Sunday, July 3, 2011

One Crazy Summer - Rita Williams-Garcia

Title: One Crazy Summer
Author: Rita Williams-Garcia
Publisher: Amistad (Harper Collins), 2010 (Hardcover)
Length: 215 pages
Genre: Children's Historical Fiction
Started: July 2, 2011
Finished: July 2, 2011

From the inside cover:
Eleven-year-old Delphine has it together. Even though her mother, Cecile, abandoned her and her younger sisters, Vonetta and Fern, seven years ago. Even though her father and Big Ma will send them from Brooklyn to Oakland, California, to stay with Cecile for the summer. And even though Delphine will have to take care of her sisters, as usual, and learn the truth about the missing pieces of the past.

When the girls arrive in Oakland in the summer of 1968, Cecile wants nothing to do with them. She makes them eat Chinese takeout dinners, forbids them to enter her kitchen, and never explains the strange visitors with Afros and black berets who knock on her door. Rather than spend time with them, Cecile sends Delphine, Vonetta, and Fern to a summer camp sponsored by a revolutionary group, the Black Panthers, where the girls get a radical new education.

Set during one of the most tumultuous years in recent American history, one crazy summer is the heartbreaking, funny tale of three girls in search of the mother who abandoned them—an unforgettable story told by a distinguished author of books for children and teens, Rita Williams-Garcia.

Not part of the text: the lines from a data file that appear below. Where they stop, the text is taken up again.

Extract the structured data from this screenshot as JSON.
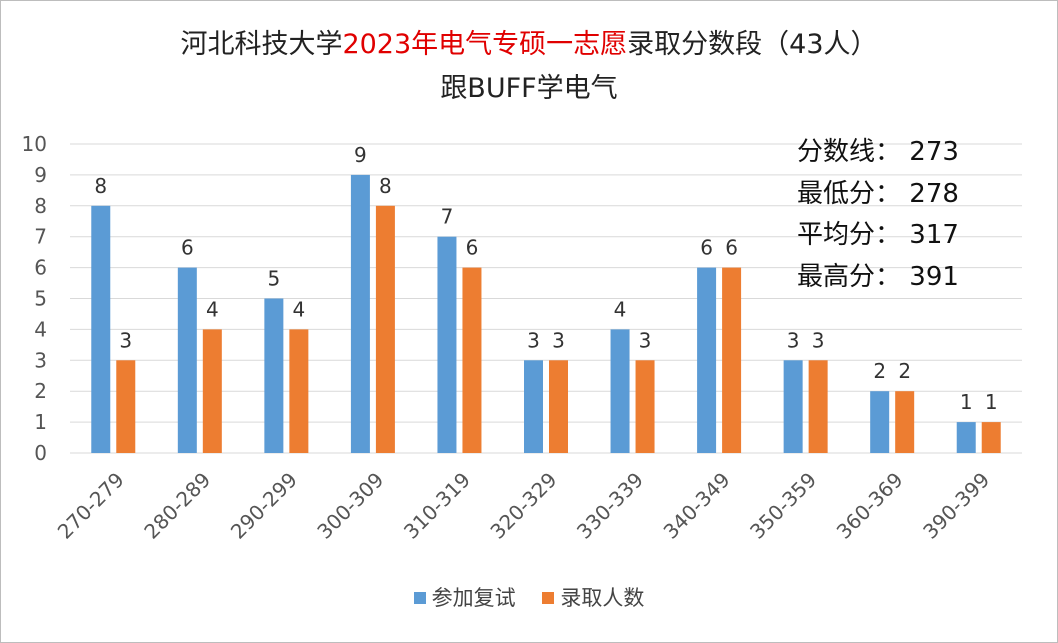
{
  "title": {
    "part1": "河北科技大学",
    "part2": "2023年电气专硕一志愿",
    "part3": "录取分数段（43人）",
    "subtitle": "跟BUFF学电气"
  },
  "stats": [
    {
      "label": "分数线：",
      "value": "273"
    },
    {
      "label": "最低分：",
      "value": "278"
    },
    {
      "label": "平均分：",
      "value": "317"
    },
    {
      "label": "最高分：",
      "value": "391"
    }
  ],
  "colors": {
    "series1": "#5b9bd5",
    "series2": "#ed7d31",
    "title_red": "#e00000",
    "grid": "#d9d9d9"
  },
  "chart_data": {
    "type": "bar",
    "categories": [
      "270-279",
      "280-289",
      "290-299",
      "300-309",
      "310-319",
      "320-329",
      "330-339",
      "340-349",
      "350-359",
      "360-369",
      "390-399"
    ],
    "series": [
      {
        "name": "参加复试",
        "values": [
          8,
          6,
          5,
          9,
          7,
          3,
          4,
          6,
          3,
          2,
          1
        ]
      },
      {
        "name": "录取人数",
        "values": [
          3,
          4,
          4,
          8,
          6,
          3,
          3,
          6,
          3,
          2,
          1
        ]
      }
    ],
    "yticks": [
      0,
      1,
      2,
      3,
      4,
      5,
      6,
      7,
      8,
      9,
      10
    ],
    "ylim": [
      0,
      10
    ],
    "grid": true,
    "legend": "bottom"
  }
}
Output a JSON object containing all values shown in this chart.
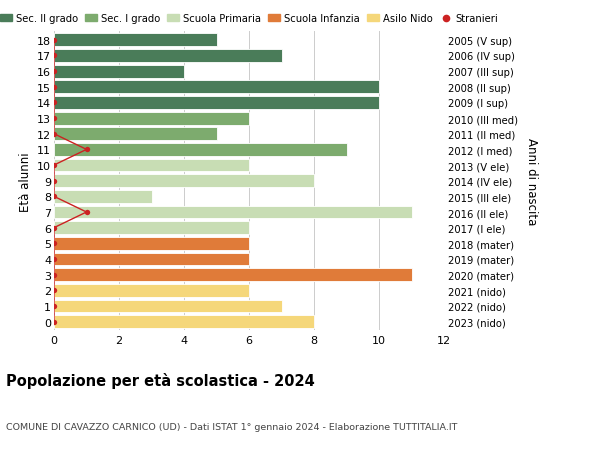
{
  "ages": [
    18,
    17,
    16,
    15,
    14,
    13,
    12,
    11,
    10,
    9,
    8,
    7,
    6,
    5,
    4,
    3,
    2,
    1,
    0
  ],
  "years": [
    "2005 (V sup)",
    "2006 (IV sup)",
    "2007 (III sup)",
    "2008 (II sup)",
    "2009 (I sup)",
    "2010 (III med)",
    "2011 (II med)",
    "2012 (I med)",
    "2013 (V ele)",
    "2014 (IV ele)",
    "2015 (III ele)",
    "2016 (II ele)",
    "2017 (I ele)",
    "2018 (mater)",
    "2019 (mater)",
    "2020 (mater)",
    "2021 (nido)",
    "2022 (nido)",
    "2023 (nido)"
  ],
  "values": [
    5,
    7,
    4,
    10,
    10,
    6,
    5,
    9,
    6,
    8,
    3,
    11,
    6,
    6,
    6,
    11,
    6,
    7,
    8
  ],
  "bar_colors": [
    "#4a7c59",
    "#4a7c59",
    "#4a7c59",
    "#4a7c59",
    "#4a7c59",
    "#7dab6e",
    "#7dab6e",
    "#7dab6e",
    "#c8ddb4",
    "#c8ddb4",
    "#c8ddb4",
    "#c8ddb4",
    "#c8ddb4",
    "#e07b39",
    "#e07b39",
    "#e07b39",
    "#f5d77a",
    "#f5d77a",
    "#f5d77a"
  ],
  "stranieri_ages": [
    18,
    17,
    16,
    15,
    14,
    13,
    12,
    11,
    10,
    9,
    8,
    7,
    6,
    5,
    4,
    3,
    2,
    1,
    0
  ],
  "stranieri_values": [
    0,
    0,
    0,
    0,
    0,
    0,
    0,
    1,
    0,
    0,
    0,
    1,
    0,
    0,
    0,
    0,
    0,
    0,
    0
  ],
  "legend_labels": [
    "Sec. II grado",
    "Sec. I grado",
    "Scuola Primaria",
    "Scuola Infanzia",
    "Asilo Nido",
    "Stranieri"
  ],
  "legend_colors": [
    "#4a7c59",
    "#7dab6e",
    "#c8ddb4",
    "#e07b39",
    "#f5d77a",
    "#cc2222"
  ],
  "title": "Popolazione per età scolastica - 2024",
  "subtitle": "COMUNE DI CAVAZZO CARNICO (UD) - Dati ISTAT 1° gennaio 2024 - Elaborazione TUTTITALIA.IT",
  "ylabel_left": "Età alunni",
  "ylabel_right": "Anni di nascita",
  "bg_color": "#ffffff",
  "grid_color": "#cccccc",
  "bar_edge_color": "#ffffff",
  "stranieri_line_color": "#cc2222",
  "stranieri_dot_color": "#cc2222",
  "xlim": [
    0,
    12
  ],
  "xticks": [
    0,
    2,
    4,
    6,
    8,
    10,
    12
  ]
}
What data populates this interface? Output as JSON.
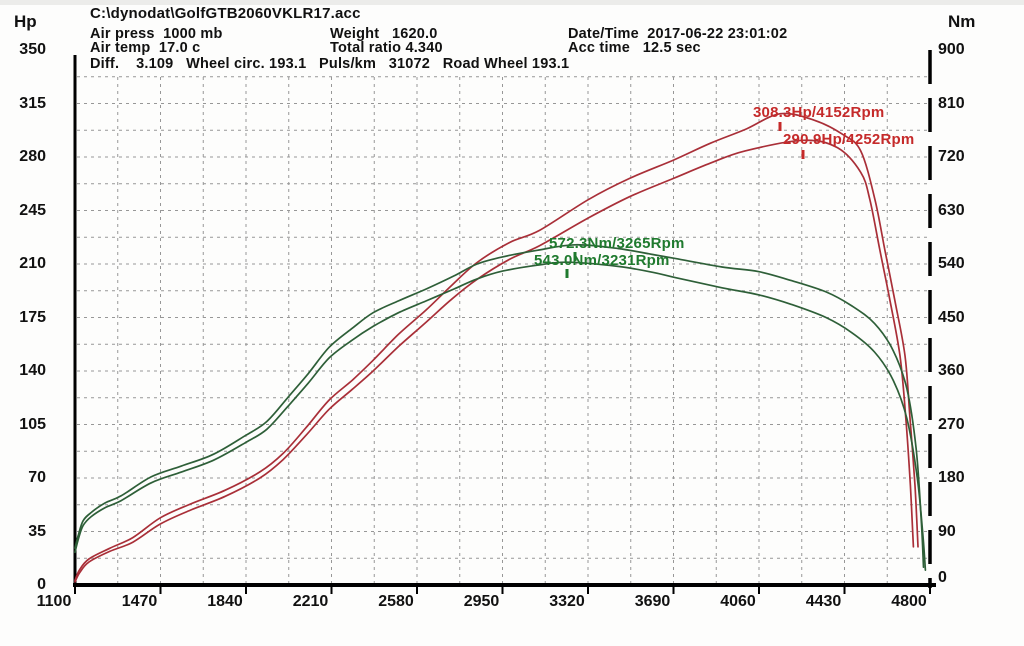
{
  "axes": {
    "hp_title": "Hp",
    "nm_title": "Nm"
  },
  "header": {
    "file_path": "C:\\dynodat\\GolfGTB2060VKLR17.acc",
    "air_press": "Air press  1000 mb",
    "weight": "Weight   1620.0",
    "date_time": "Date/Time  2017-06-22 23:01:02",
    "air_temp": "Air temp  17.0 c",
    "total_ratio": "Total ratio 4.340",
    "acc_time": "Acc time   12.5 sec",
    "diff_row": "Diff.    3.109   Wheel circ. 193.1   Puls/km   31072   Road Wheel 193.1"
  },
  "colors": {
    "red_curve": "#a92f38",
    "red_text": "#c52a2a",
    "green_curve": "#2e5f38",
    "green_text": "#1f7a2e",
    "grid": "#979797",
    "axis": "#000000"
  },
  "chart_data": {
    "type": "line",
    "grid": "dashed, minor lines at half intervals",
    "legend": "none",
    "x_axis": {
      "unit": "Rpm",
      "min": 1100,
      "max": 4800,
      "ticks": [
        1100,
        1470,
        1840,
        2210,
        2580,
        2950,
        3320,
        3690,
        4060,
        4430,
        4800
      ]
    },
    "y_axis_left": {
      "unit": "Hp",
      "min": 0,
      "max": 350,
      "ticks": [
        0,
        35,
        70,
        105,
        140,
        175,
        210,
        245,
        280,
        315,
        350
      ]
    },
    "y_axis_right": {
      "unit": "Nm",
      "min": 0,
      "max": 900,
      "ticks": [
        0,
        90,
        180,
        270,
        360,
        450,
        540,
        630,
        720,
        810,
        900
      ]
    },
    "series": [
      {
        "name": "power-run-1",
        "axis": "left",
        "color_key": "red_curve",
        "peak": {
          "value": 308.3,
          "unit": "Hp",
          "rpm": 4152
        },
        "points": [
          [
            1100,
            3
          ],
          [
            1120,
            10
          ],
          [
            1160,
            17
          ],
          [
            1250,
            24
          ],
          [
            1350,
            31
          ],
          [
            1470,
            44
          ],
          [
            1600,
            53
          ],
          [
            1750,
            62
          ],
          [
            1900,
            74
          ],
          [
            2000,
            86
          ],
          [
            2100,
            103
          ],
          [
            2200,
            121
          ],
          [
            2300,
            134
          ],
          [
            2390,
            147
          ],
          [
            2500,
            164
          ],
          [
            2620,
            180
          ],
          [
            2730,
            196
          ],
          [
            2840,
            211
          ],
          [
            2980,
            224
          ],
          [
            3110,
            232
          ],
          [
            3320,
            252
          ],
          [
            3500,
            266
          ],
          [
            3690,
            278
          ],
          [
            3850,
            289
          ],
          [
            4000,
            298
          ],
          [
            4152,
            308.3
          ],
          [
            4300,
            304
          ],
          [
            4420,
            295
          ],
          [
            4500,
            284
          ],
          [
            4562,
            252
          ],
          [
            4605,
            219
          ],
          [
            4648,
            186
          ],
          [
            4692,
            150
          ],
          [
            4713,
            110
          ],
          [
            4735,
            65
          ],
          [
            4748,
            25
          ]
        ]
      },
      {
        "name": "power-run-2",
        "axis": "left",
        "color_key": "red_curve",
        "peak": {
          "value": 290.9,
          "unit": "Hp",
          "rpm": 4252
        },
        "points": [
          [
            1100,
            2
          ],
          [
            1120,
            8
          ],
          [
            1160,
            15
          ],
          [
            1250,
            22
          ],
          [
            1350,
            28
          ],
          [
            1470,
            40
          ],
          [
            1600,
            49
          ],
          [
            1750,
            58
          ],
          [
            1900,
            70
          ],
          [
            2000,
            82
          ],
          [
            2100,
            98
          ],
          [
            2200,
            115
          ],
          [
            2300,
            128
          ],
          [
            2390,
            140
          ],
          [
            2500,
            156
          ],
          [
            2620,
            172
          ],
          [
            2730,
            187
          ],
          [
            2840,
            200
          ],
          [
            2980,
            213
          ],
          [
            3110,
            222
          ],
          [
            3320,
            240
          ],
          [
            3500,
            254
          ],
          [
            3690,
            266
          ],
          [
            3850,
            276
          ],
          [
            4000,
            284
          ],
          [
            4252,
            290.9
          ],
          [
            4400,
            286
          ],
          [
            4500,
            270
          ],
          [
            4540,
            252
          ],
          [
            4583,
            219
          ],
          [
            4627,
            186
          ],
          [
            4670,
            150
          ],
          [
            4695,
            110
          ],
          [
            4715,
            65
          ],
          [
            4728,
            25
          ]
        ]
      },
      {
        "name": "torque-run-1",
        "axis": "right",
        "color_key": "green_curve",
        "peak": {
          "value": 572.3,
          "unit": "Nm",
          "rpm": 3265
        },
        "points": [
          [
            1100,
            62
          ],
          [
            1115,
            85
          ],
          [
            1135,
            108
          ],
          [
            1170,
            122
          ],
          [
            1230,
            138
          ],
          [
            1300,
            150
          ],
          [
            1430,
            182
          ],
          [
            1560,
            200
          ],
          [
            1700,
            220
          ],
          [
            1840,
            252
          ],
          [
            1930,
            275
          ],
          [
            2020,
            315
          ],
          [
            2110,
            356
          ],
          [
            2200,
            400
          ],
          [
            2300,
            432
          ],
          [
            2390,
            458
          ],
          [
            2500,
            478
          ],
          [
            2620,
            498
          ],
          [
            2740,
            520
          ],
          [
            2840,
            540
          ],
          [
            2950,
            552
          ],
          [
            3100,
            563
          ],
          [
            3265,
            572.3
          ],
          [
            3450,
            566
          ],
          [
            3600,
            556
          ],
          [
            3700,
            549
          ],
          [
            3900,
            535
          ],
          [
            4060,
            527
          ],
          [
            4200,
            512
          ],
          [
            4350,
            493
          ],
          [
            4460,
            470
          ],
          [
            4560,
            440
          ],
          [
            4640,
            395
          ],
          [
            4700,
            330
          ],
          [
            4740,
            230
          ],
          [
            4762,
            110
          ],
          [
            4772,
            30
          ]
        ]
      },
      {
        "name": "torque-run-2",
        "axis": "right",
        "color_key": "green_curve",
        "peak": {
          "value": 543.0,
          "unit": "Nm",
          "rpm": 3231
        },
        "points": [
          [
            1100,
            55
          ],
          [
            1115,
            78
          ],
          [
            1135,
            100
          ],
          [
            1170,
            115
          ],
          [
            1230,
            130
          ],
          [
            1300,
            142
          ],
          [
            1430,
            172
          ],
          [
            1560,
            190
          ],
          [
            1700,
            210
          ],
          [
            1840,
            240
          ],
          [
            1930,
            262
          ],
          [
            2020,
            300
          ],
          [
            2110,
            340
          ],
          [
            2200,
            382
          ],
          [
            2300,
            412
          ],
          [
            2390,
            435
          ],
          [
            2500,
            458
          ],
          [
            2620,
            478
          ],
          [
            2740,
            498
          ],
          [
            2840,
            515
          ],
          [
            2950,
            528
          ],
          [
            3100,
            538
          ],
          [
            3231,
            543
          ],
          [
            3450,
            536
          ],
          [
            3600,
            526
          ],
          [
            3700,
            517
          ],
          [
            3900,
            500
          ],
          [
            4060,
            488
          ],
          [
            4200,
            472
          ],
          [
            4350,
            450
          ],
          [
            4460,
            425
          ],
          [
            4560,
            392
          ],
          [
            4640,
            345
          ],
          [
            4700,
            280
          ],
          [
            4745,
            180
          ],
          [
            4770,
            80
          ],
          [
            4780,
            25
          ]
        ]
      }
    ],
    "annotations": [
      {
        "text": "308.3Hp/4152Rpm",
        "color_key": "red_text",
        "rpm": 4152,
        "value": 308.3,
        "unit": "Hp"
      },
      {
        "text": "290.9Hp/4252Rpm",
        "color_key": "red_text",
        "rpm": 4252,
        "value": 290.9,
        "unit": "Hp"
      },
      {
        "text": "572.3Nm/3265Rpm",
        "color_key": "green_text",
        "rpm": 3265,
        "value": 572.3,
        "unit": "Nm"
      },
      {
        "text": "543.0Nm/3231Rpm",
        "color_key": "green_text",
        "rpm": 3231,
        "value": 543.0,
        "unit": "Nm"
      }
    ]
  }
}
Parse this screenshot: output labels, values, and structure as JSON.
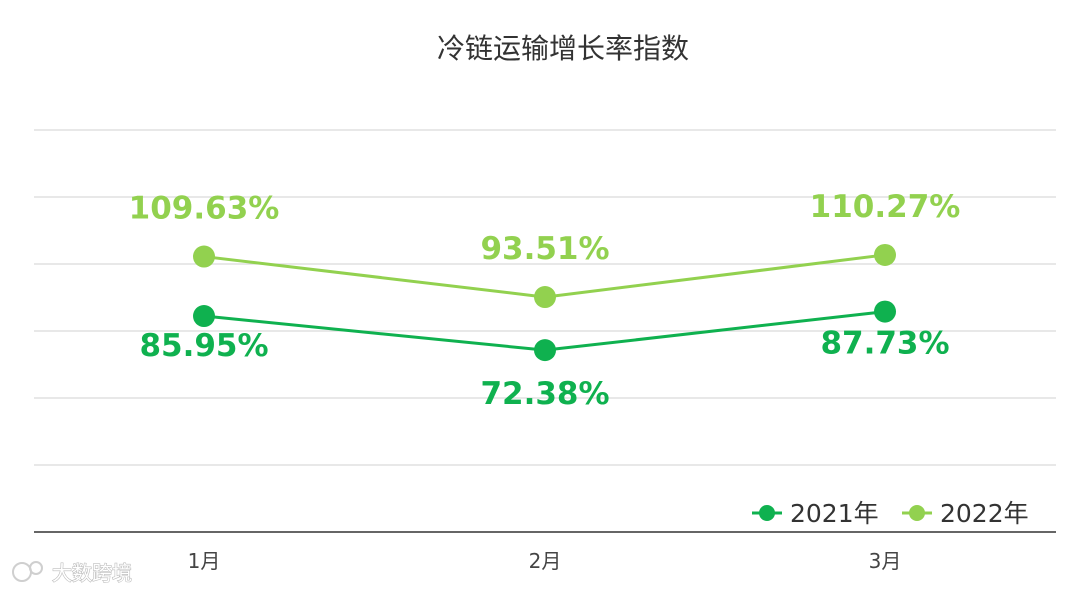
{
  "chart_data": {
    "type": "line",
    "title": "冷链运输增长率指数",
    "categories": [
      "1月",
      "2月",
      "3月"
    ],
    "series": [
      {
        "name": "2021年",
        "values": [
          85.95,
          72.38,
          87.73
        ],
        "labels": [
          "85.95%",
          "72.38%",
          "87.73%"
        ],
        "color": "#0fb14f"
      },
      {
        "name": "2022年",
        "values": [
          109.63,
          93.51,
          110.27
        ],
        "labels": [
          "109.63%",
          "93.51%",
          "110.27%"
        ],
        "color": "#92d14f"
      }
    ],
    "ylim": [
      0,
      160
    ],
    "grid": true,
    "legend": "bottom-right",
    "xlabel": "",
    "ylabel": ""
  },
  "watermark": {
    "text": "大数跨境"
  }
}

This book felt a little different to me than most. Everyone who's read it has loved it (and for obvious reasons, it is excellent) but for me it excelled in its characters, not necessarily for the story or plot portrayed.

Delphine is 11, and is in charge of taking care of her sisters Vonetta (9) and Fern (7) while they are shipped off from Brooklyn to Oakland, California for one month during the summer of 1968 to meet their mother for the first time since she abandoned them seven years ago. The sisters have never really known their mother, so of course they have fabricated ideas of their mother in their head in spite of their father and grandmother's remarks. The girls aren't completely naive, the girls know they were abandoned and Delphine doesn't sugar coat it, they have a mother who gave birth to them, they don't have a mommy that takes care of them. Once they get to Oakland and actually meet Cecile, who also goes by her poet name Nzila, they realize she still isn't the mother they imagined. She's involved with the Black Panthers and cares more about her poetry than taking care of the girls, she would barely feed them if Delphine didn't insist that she do so (even though it's take out food all the time). During the day, she sends the girls to a breakfast program and summer camp run by the Black Panthers, and lets the girls fend for themselves during the weekends. It isn't until the end of the book where Cecile gets some redeeming moments, not to the point where she's anything other than a horrible mother, but more to the point where the girls realize she is what she is and she's not a horribly evil person, just that she wasn't cut out to be a parent.

Delphine makes this book, she's only 11 years old and is remarkably precocious and well-spoken for her age. She's street-smart to a certain extent (she lives in Brooklyn), but the racial climate of Oakland and the Black Panthers throws her for a loop at first because she hasn't experienced racism to that particular degree. Delphine's narration is wonderful, you get to know herself as a character, as well as her sisters, her mother, and the political climate of Oakland in a mature, but still childlike point of view. Every chapter focuses on one particular idea or plot point or character, and everything weaves together as you go along. I liked the focus on names and naming, 'cause I'm big on that myself, and it was interesting why Cecile chose the names she did for the girls, including what she chose for her alias for her poetry as well.

The ending kind of threw me for a loop, it didn't seem realistic and was rushed, but all in all, this was a really engaging story, purely because the characters were so wonderful.

Excellent novel, I can see why it was a Newbery Honor Book.

Thoughts on the cover:
I love it, it's quirky like the girls' summer, but still shows their personalities. I like that you can see the Chinatown motifs and the teal font used for the title, plus Vonetta's pose behind Fern is so like her character it's funny.